According to research from The Diffusion Group (TDG) there is a noticeable drop-off in television viewing among the younger set compared to predecessor generations, including the Early Millennial group aged 25-to-34.
"It is hardly breaking news that older consumers watch more live broadcast and cable programming than do younger consumers, or that younger consumers watch more OTT TV than do older consumers," Michael Greeson, co-founder of TDG said in a press release. "That said, the strong correlation between age and TV sourcing preferences is striking and is of tremendous import for operators and networks looking to target specific age groups."

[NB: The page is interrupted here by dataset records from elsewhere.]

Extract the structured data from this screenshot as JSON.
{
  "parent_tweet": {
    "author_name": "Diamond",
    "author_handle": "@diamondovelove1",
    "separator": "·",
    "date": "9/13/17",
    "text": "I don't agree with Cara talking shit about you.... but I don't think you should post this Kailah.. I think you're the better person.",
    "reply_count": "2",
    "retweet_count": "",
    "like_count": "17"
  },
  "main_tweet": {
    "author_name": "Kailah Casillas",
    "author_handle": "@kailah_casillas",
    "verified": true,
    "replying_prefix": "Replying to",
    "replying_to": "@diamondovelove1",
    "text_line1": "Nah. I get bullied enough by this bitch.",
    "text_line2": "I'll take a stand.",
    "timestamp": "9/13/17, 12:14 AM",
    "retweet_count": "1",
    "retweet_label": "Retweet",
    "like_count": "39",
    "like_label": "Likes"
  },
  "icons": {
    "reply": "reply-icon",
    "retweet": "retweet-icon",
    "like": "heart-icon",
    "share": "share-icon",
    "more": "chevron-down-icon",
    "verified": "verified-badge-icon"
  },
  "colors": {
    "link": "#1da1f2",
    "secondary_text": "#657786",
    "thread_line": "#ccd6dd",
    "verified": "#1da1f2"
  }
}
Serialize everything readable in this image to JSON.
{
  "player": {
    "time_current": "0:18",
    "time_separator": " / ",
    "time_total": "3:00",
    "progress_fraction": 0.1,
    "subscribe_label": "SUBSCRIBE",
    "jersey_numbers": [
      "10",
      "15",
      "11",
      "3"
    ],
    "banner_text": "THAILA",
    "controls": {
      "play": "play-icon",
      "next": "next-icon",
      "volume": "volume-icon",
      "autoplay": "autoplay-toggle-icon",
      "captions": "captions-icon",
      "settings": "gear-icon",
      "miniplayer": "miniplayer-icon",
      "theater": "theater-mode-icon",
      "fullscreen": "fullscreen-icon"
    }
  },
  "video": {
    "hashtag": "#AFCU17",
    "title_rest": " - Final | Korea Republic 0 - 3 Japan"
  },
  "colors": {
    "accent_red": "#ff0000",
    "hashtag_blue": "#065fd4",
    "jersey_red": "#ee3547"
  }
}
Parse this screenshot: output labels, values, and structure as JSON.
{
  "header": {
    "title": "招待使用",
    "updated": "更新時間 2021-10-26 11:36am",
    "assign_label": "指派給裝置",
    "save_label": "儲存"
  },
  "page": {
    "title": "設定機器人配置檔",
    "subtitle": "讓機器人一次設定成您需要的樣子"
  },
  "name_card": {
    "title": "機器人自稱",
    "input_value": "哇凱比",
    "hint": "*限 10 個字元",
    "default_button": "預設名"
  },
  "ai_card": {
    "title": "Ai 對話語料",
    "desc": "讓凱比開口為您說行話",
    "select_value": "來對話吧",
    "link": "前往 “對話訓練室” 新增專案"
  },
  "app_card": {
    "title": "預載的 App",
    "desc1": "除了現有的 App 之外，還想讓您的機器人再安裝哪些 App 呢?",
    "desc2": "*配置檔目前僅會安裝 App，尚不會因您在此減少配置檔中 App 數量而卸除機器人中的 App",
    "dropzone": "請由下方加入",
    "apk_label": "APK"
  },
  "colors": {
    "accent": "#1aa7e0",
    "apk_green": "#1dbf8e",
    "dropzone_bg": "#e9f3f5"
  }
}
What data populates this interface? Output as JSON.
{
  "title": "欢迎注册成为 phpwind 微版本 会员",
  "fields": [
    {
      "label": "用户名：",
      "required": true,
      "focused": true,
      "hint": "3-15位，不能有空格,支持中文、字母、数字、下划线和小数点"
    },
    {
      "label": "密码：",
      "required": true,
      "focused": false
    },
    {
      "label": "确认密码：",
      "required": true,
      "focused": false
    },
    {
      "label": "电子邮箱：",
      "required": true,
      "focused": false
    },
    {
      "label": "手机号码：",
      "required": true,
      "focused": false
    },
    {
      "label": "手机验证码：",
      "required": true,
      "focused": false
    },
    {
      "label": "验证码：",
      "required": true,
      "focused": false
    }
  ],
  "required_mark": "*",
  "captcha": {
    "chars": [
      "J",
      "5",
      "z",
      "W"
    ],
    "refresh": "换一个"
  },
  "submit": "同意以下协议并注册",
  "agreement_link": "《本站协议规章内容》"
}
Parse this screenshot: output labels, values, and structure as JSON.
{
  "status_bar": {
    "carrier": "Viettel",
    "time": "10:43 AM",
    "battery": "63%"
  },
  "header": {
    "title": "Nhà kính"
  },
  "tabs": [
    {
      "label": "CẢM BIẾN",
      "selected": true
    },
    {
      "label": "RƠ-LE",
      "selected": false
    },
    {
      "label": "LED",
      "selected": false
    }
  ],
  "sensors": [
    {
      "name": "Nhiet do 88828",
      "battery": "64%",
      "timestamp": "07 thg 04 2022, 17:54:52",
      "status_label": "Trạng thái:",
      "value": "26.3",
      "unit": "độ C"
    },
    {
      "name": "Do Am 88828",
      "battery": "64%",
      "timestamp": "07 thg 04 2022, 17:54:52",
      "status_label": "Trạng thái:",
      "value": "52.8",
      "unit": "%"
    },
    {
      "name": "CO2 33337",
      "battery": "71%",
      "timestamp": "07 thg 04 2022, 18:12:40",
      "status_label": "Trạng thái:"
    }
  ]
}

The TDG research indicated that Late Millennials spend 33 percent of their daily time watching online compared to 29 percent watching broadcast/cable. This skews from even the next generation up, Early Millennials, who view traditional TV sources 30 percent of the time and online 23 percent. Traditional broadcast and cable, of course, is the video source of choice for adult broadband users over 55, who spend 61 percent of their TV time watching that medium compared to 4 percent viewing online sources.
The TDG research parallels a report by SNL Kagan that U.S. MVPDs posted their first full year decline in video subscriptions in 2013, when the overall service provider space dropped 251,000 subscribers, although it is less likely that the viewing choices of the young have greatly influenced the subscription figures for established MVPDs.
"Losses from cable providers fueled the overall declines, but the estimated figures for the industry did show improvement in the fourth quarter on both sequential and year-over-year comparisons," said an SNL Kagan press release which noted cable operators lost 2 million video subscribers in the full year.